Il y a dans cette multiplication des médiateurs entre le fait criminel et l’enquêteur de quoi jeter le trouble : en effet, le cadre pragmatique du récit de Saviano n’est pas celui d’une fiction, au sens de « feintise ludique partagée », selon la célèbre formule de Jean-Marie Schaeffer. Le récit n’en comporte pas moins un singulier décrochage sur le plan de la vraisemblance, avec d’une part l’impossibilité de vérifier l’adéquation du récit à une quelconque réalité factuelle, et d’autre part le caractère peu plausible de l’épisode.

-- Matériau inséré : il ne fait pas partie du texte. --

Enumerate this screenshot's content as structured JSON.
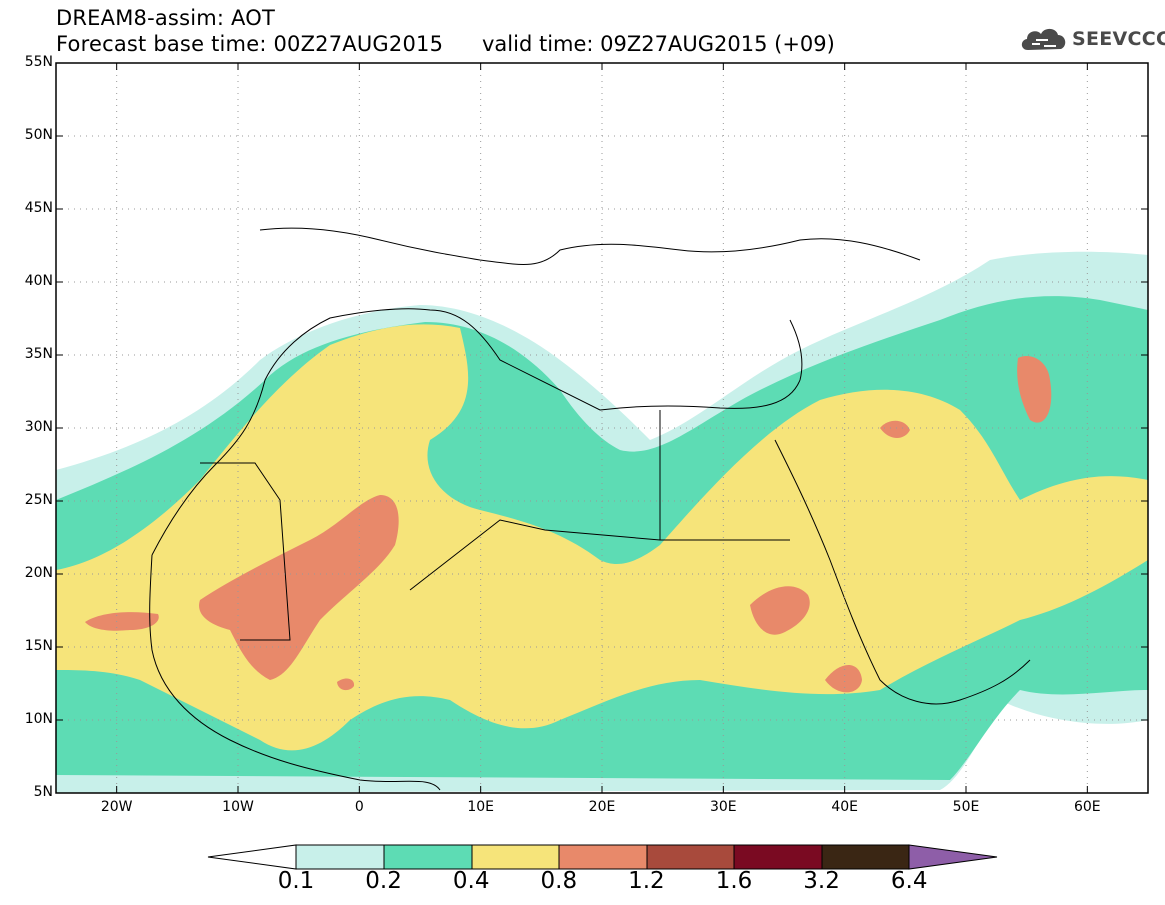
{
  "title": {
    "line1": "DREAM8-assim: AOT",
    "line2": "Forecast base time: 00Z27AUG2015",
    "valid": "valid time: 09Z27AUG2015 (+09)"
  },
  "logo": {
    "text": "SEEVCCC",
    "icon": "cloud-icon"
  },
  "map": {
    "lat_labels": [
      "55N",
      "50N",
      "45N",
      "40N",
      "35N",
      "30N",
      "25N",
      "20N",
      "15N",
      "10N",
      "5N"
    ],
    "lat_values": [
      55,
      50,
      45,
      40,
      35,
      30,
      25,
      20,
      15,
      10,
      5
    ],
    "lon_labels": [
      "20W",
      "10W",
      "0",
      "10E",
      "20E",
      "30E",
      "40E",
      "50E",
      "60E"
    ],
    "lon_values": [
      -20,
      -10,
      0,
      10,
      20,
      30,
      40,
      50,
      60
    ],
    "extent": {
      "lon_min": -25,
      "lon_max": 65,
      "lat_min": 5,
      "lat_max": 55
    }
  },
  "colorbar": {
    "labels": [
      "0.1",
      "0.2",
      "0.4",
      "0.8",
      "1.2",
      "1.6",
      "3.2",
      "6.4"
    ],
    "colors": [
      "#ffffff",
      "#c8f0ea",
      "#5ddcb4",
      "#f6e47a",
      "#e8896a",
      "#a84a3c",
      "#7a0a22",
      "#3a2614",
      "#8e5ea8"
    ]
  }
}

D’emblée, la probabilité du complot se retranche derrière la profusion des intermédiaires :
Ero stato contattato perché scrivessi il racconto di un racconto di un racconto49.

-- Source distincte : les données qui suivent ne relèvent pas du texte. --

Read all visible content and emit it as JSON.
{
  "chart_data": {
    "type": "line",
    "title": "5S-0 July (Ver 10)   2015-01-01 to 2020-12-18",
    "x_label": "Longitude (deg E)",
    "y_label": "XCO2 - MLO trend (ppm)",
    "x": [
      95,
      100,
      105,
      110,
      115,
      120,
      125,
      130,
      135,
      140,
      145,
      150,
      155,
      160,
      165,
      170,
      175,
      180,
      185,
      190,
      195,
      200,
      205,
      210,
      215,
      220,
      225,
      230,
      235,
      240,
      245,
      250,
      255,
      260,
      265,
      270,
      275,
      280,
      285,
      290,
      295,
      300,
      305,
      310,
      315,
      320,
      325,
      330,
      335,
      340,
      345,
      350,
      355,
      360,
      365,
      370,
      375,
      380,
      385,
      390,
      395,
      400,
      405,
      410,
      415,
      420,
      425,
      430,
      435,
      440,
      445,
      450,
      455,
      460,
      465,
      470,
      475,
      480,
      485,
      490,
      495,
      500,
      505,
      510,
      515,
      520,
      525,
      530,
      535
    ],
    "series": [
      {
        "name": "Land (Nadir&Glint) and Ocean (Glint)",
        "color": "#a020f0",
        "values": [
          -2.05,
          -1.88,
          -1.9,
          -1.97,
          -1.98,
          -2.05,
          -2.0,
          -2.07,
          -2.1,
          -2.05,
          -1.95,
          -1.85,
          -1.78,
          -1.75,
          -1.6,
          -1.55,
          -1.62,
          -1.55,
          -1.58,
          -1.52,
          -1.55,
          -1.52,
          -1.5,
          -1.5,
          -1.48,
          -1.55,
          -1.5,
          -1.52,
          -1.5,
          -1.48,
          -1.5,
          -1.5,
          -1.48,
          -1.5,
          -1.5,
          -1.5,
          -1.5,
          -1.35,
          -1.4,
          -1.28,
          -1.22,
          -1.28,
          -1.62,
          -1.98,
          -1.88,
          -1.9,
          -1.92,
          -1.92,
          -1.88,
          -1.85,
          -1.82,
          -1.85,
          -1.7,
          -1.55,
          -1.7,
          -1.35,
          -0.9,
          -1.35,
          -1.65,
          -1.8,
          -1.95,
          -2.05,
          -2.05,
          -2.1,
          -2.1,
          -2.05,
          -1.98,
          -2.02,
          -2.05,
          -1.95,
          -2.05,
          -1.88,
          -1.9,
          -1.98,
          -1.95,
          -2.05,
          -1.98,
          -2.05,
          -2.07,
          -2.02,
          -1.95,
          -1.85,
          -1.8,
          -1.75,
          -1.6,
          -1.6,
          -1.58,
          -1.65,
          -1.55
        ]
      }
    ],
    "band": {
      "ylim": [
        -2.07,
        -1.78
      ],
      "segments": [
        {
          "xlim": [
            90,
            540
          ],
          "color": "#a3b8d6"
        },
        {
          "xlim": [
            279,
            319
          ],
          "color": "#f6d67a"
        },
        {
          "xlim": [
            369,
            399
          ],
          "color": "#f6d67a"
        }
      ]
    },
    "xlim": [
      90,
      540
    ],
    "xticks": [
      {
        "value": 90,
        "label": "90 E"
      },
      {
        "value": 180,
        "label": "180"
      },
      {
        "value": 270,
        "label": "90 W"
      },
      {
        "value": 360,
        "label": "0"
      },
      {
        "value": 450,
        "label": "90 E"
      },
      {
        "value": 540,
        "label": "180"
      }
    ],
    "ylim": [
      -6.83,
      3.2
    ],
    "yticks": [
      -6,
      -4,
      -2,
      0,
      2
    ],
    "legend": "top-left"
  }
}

On m’avait contacté pour que je rédige le récit du récit d’un récit50.
Cette incertitude n’estompe en rien la sensation de péril :
Se vere, quelle parole avrebbero segnato la più temibile delle svolte possibili. [...] Una miscela pronta a comandare i mercati, a dettare legge nella finanza, a dominare gli investimenti51.
Si elles étaient vraies, ces paroles représenteraient le plus terrible des virages. […] Un mélange prêt à s’imposer aux marchés, à dicter sa loi à la finance, à dominer les investissements52.
Le programme de lecture d’Extra pure s’énonce donc ici sous l’auspice d’une perception conspirationniste du devenir sociohistorique, d’abord parce que son réalisme apparent renvoie aux soupçons liés à cette perception, dont celui d’un projet de domination du monde par une société secrète. Le livre de Saviano, à ce titre, articule bien le motif du complot criminel au registre qui caractérise quantité de fictions récentes faisant du complot un mode de perception de la réalité politique et sociale et du devenir de la société53. Significativement, la référence au crime organisé dans Extra pure reprend les schémas narratifs éprouvés des discours associés aux théories du complot :
Après tout, les « théories du complot » se présentent généralement comme des bribes d’un récit plus vaste sur les réalités cachées du monde. Ce sont des « révélations » qui ont le pouvoir de « tout changer », pour peu qu’on en saisisse les implications et les ramifications54.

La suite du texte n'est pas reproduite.